Kheradvar and Team to Develop Origami-inspired Transcatheter Heart Valve for Young Children

Arash Kheradvar’s project to develop a growth-accommodating transcatheter heart valve for young children wins NIH funding.

Sept. 22, 2021 - Inspired by the folding concepts used in origami, UC Irvine’s Dr. Arash Kheradvar is developing a growth-accommodating pulmonary valve for transcatheter implantation in young children born with heart disease. Approximately 1 million children are living with congenital heart defects in the U.S., and most of these children are born with varying degrees of pulmonary valve abnormalities that eventually require a valve replacement.
 
Kheradvar’s project, funded by a recent $432,000 R21 grant from the Eunice Kennedy Shriver National Institute of Child Health and Human Development (NICHD), will address the current lack of options for young children, between 17 to 44 pounds, with progressive pulmonary valve regurgitation. Most patients with congestive heart disease have blood flow abnormalities in the right ventricle that at some point require pulmonary valve replacement to mitigate the detrimental effects of regurgitation on the right ventricle. This surgery must often be done within the first few months of life.
 
“We have devised this origami-based transcatheter pulmonary valve system so it can be implanted in a child as small as approximately 17 pounds and then accommodate the child’s growing heart through a one-time balloon expansion,” explained Kheradvar, professor of biomedical engineering. “The valve’s expandable folded design allows it to expand but retain its tri-leaflet shape.
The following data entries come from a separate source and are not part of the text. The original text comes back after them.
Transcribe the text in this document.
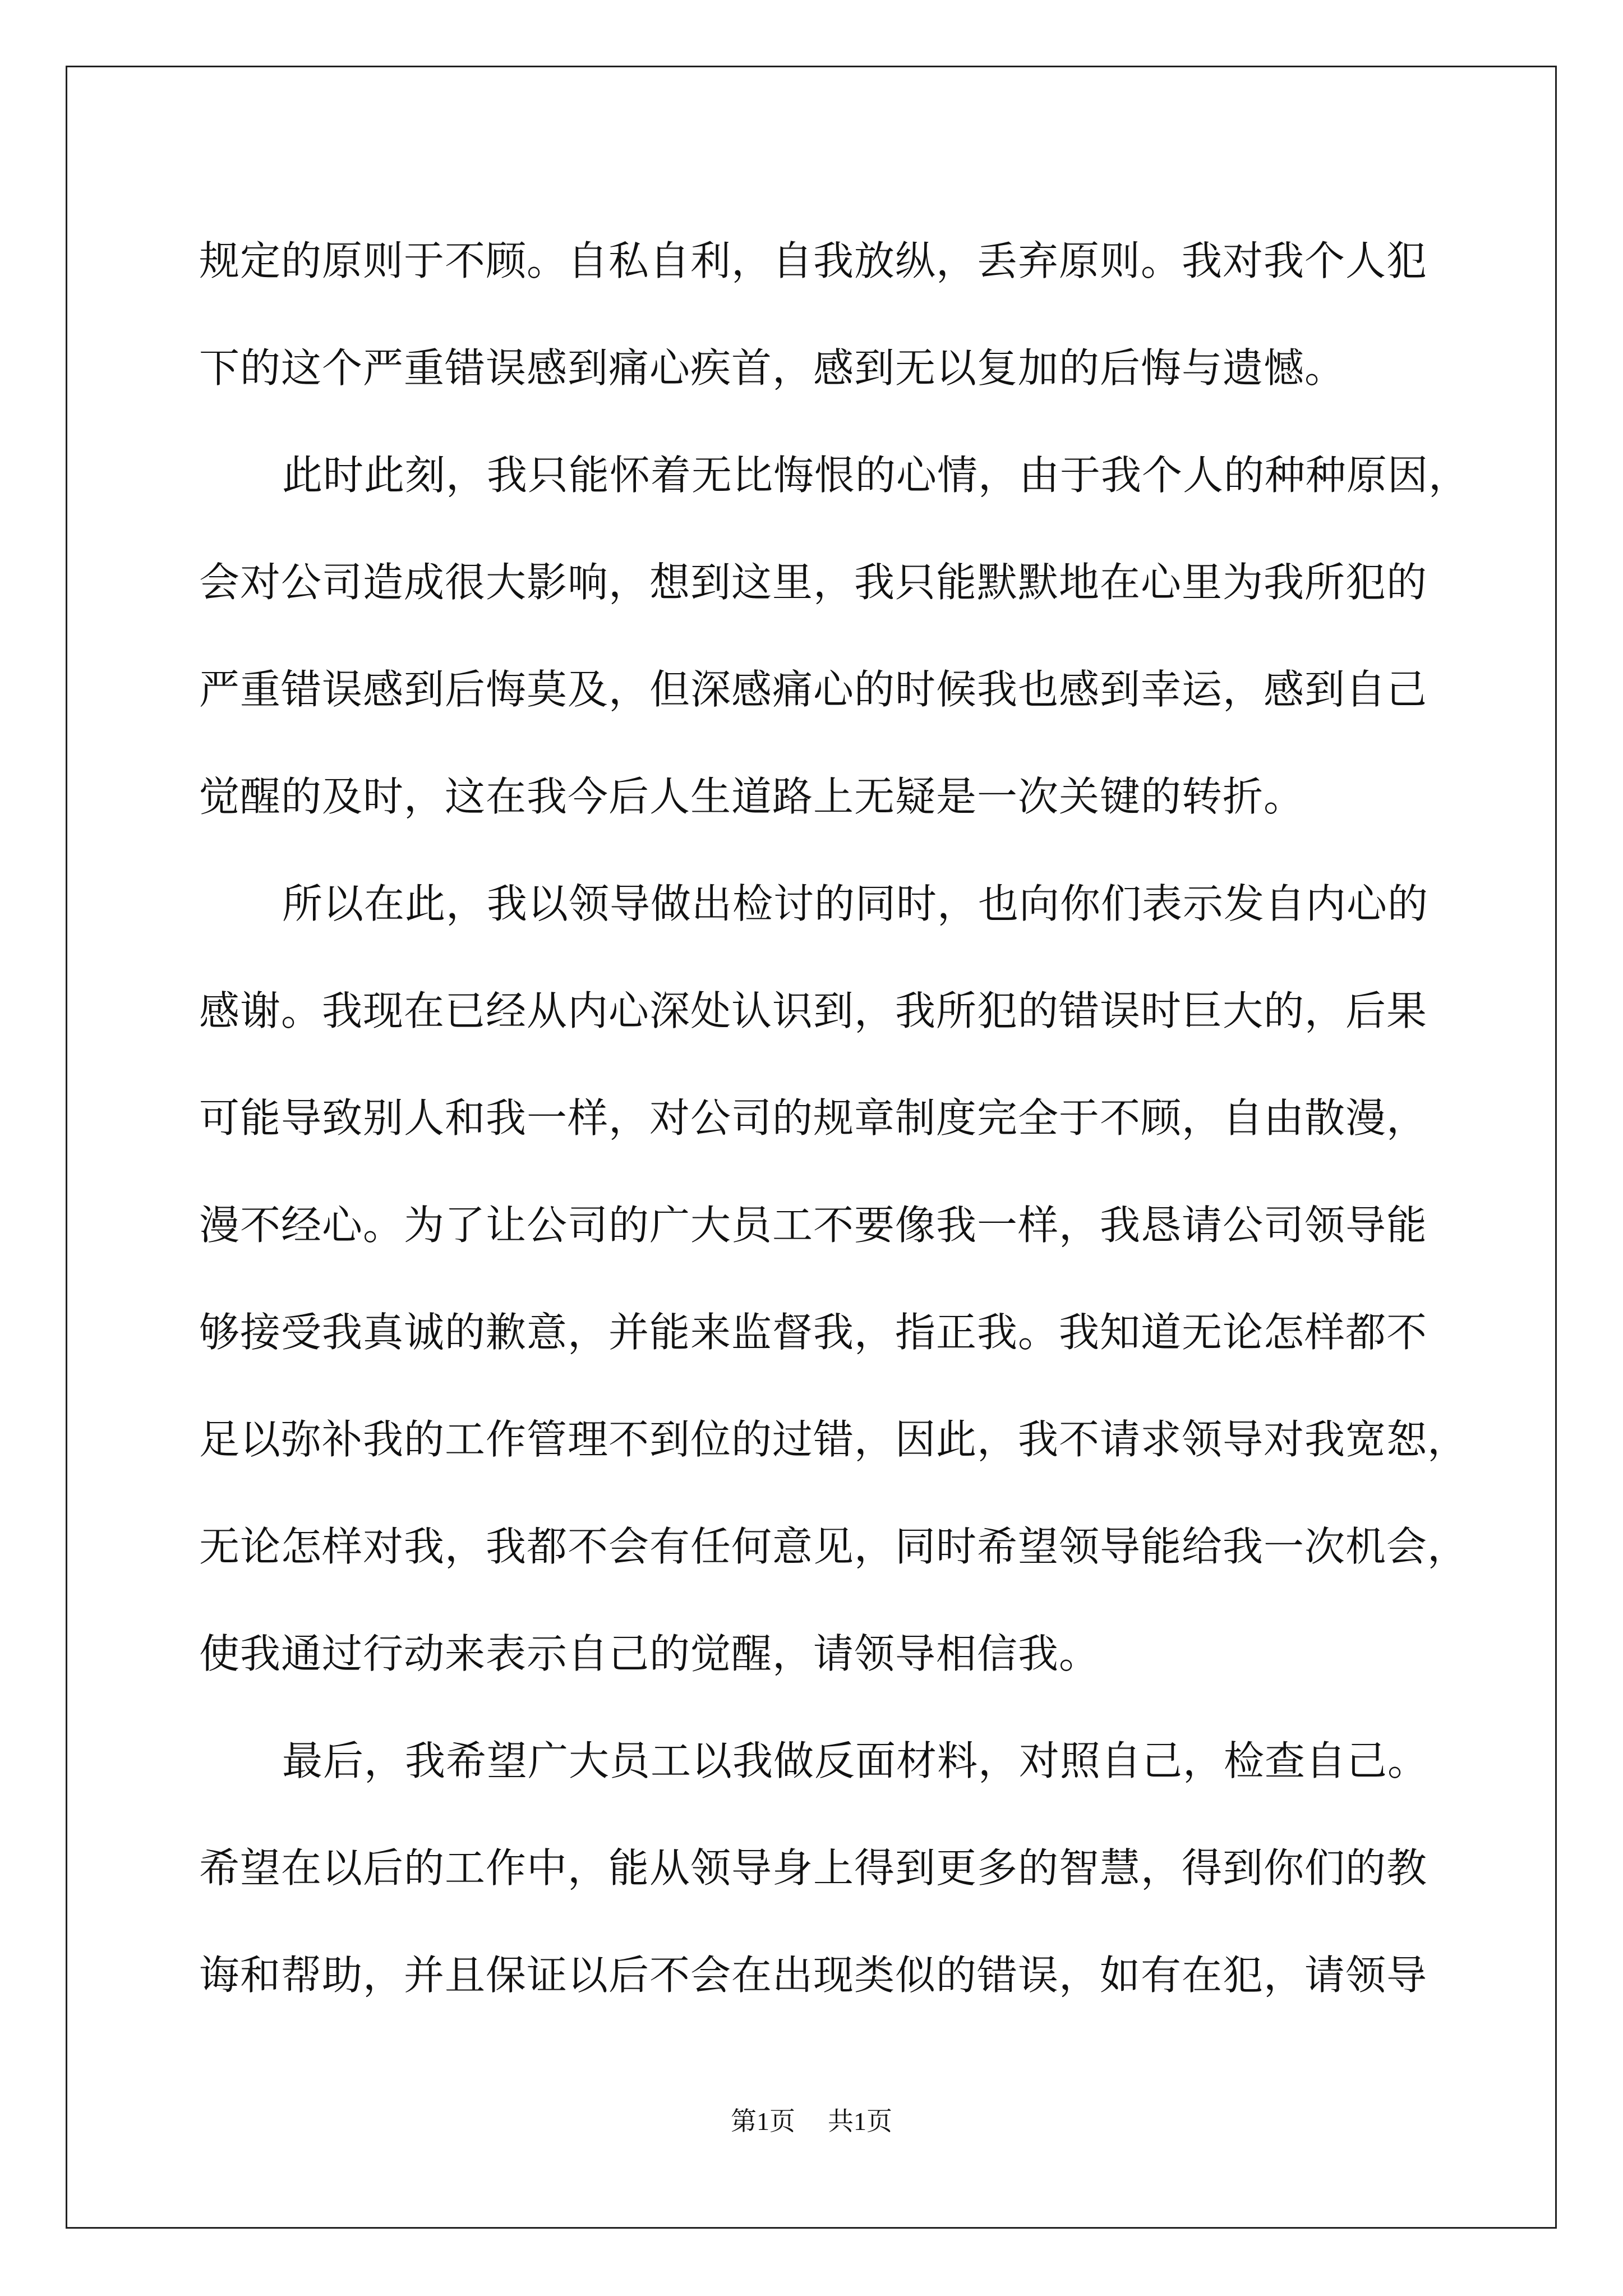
规定的原则于不顾。自私自利，自我放纵，丢弃原则。我对我个人犯
下的这个严重错误感到痛心疾首，感到无以复加的后悔与遗憾。
此时此刻，我只能怀着无比悔恨的心情，由于我个人的种种原因，
会对公司造成很大影响，想到这里，我只能默默地在心里为我所犯的
严重错误感到后悔莫及，但深感痛心的时候我也感到幸运，感到自己
觉醒的及时，这在我今后人生道路上无疑是一次关键的转折。
所以在此，我以领导做出检讨的同时，也向你们表示发自内心的
感谢。我现在已经从内心深处认识到，我所犯的错误时巨大的，后果
可能导致别人和我一样，对公司的规章制度完全于不顾，自由散漫，
漫不经心。为了让公司的广大员工不要像我一样，我恳请公司领导能
够接受我真诚的歉意，并能来监督我，指正我。我知道无论怎样都不
足以弥补我的工作管理不到位的过错，因此，我不请求领导对我宽恕，
无论怎样对我，我都不会有任何意见，同时希望领导能给我一次机会，
使我通过行动来表示自己的觉醒，请领导相信我。
最后，我希望广大员工以我做反面材料，对照自己，检查自己。
希望在以后的工作中，能从领导身上得到更多的智慧，得到你们的教
诲和帮助，并且保证以后不会在出现类似的错误，如有在犯，请领导
第1页 共1页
“Currently, the smallest available pulmonary heart valve can only be implanted in a child whose weight is approximately 44 pounds or more,” said Kheradvar. “Progressive pulmonary valve regurgitation must be addressed at a younger age to avoid right heart failure.”

Kheradvar is collaborating with Dr. Michael Recto, an interventional pediatric cardiologist at Children’s Hospital of Orange County (CHOC) and a clinical professor in the UCI School of Medicine.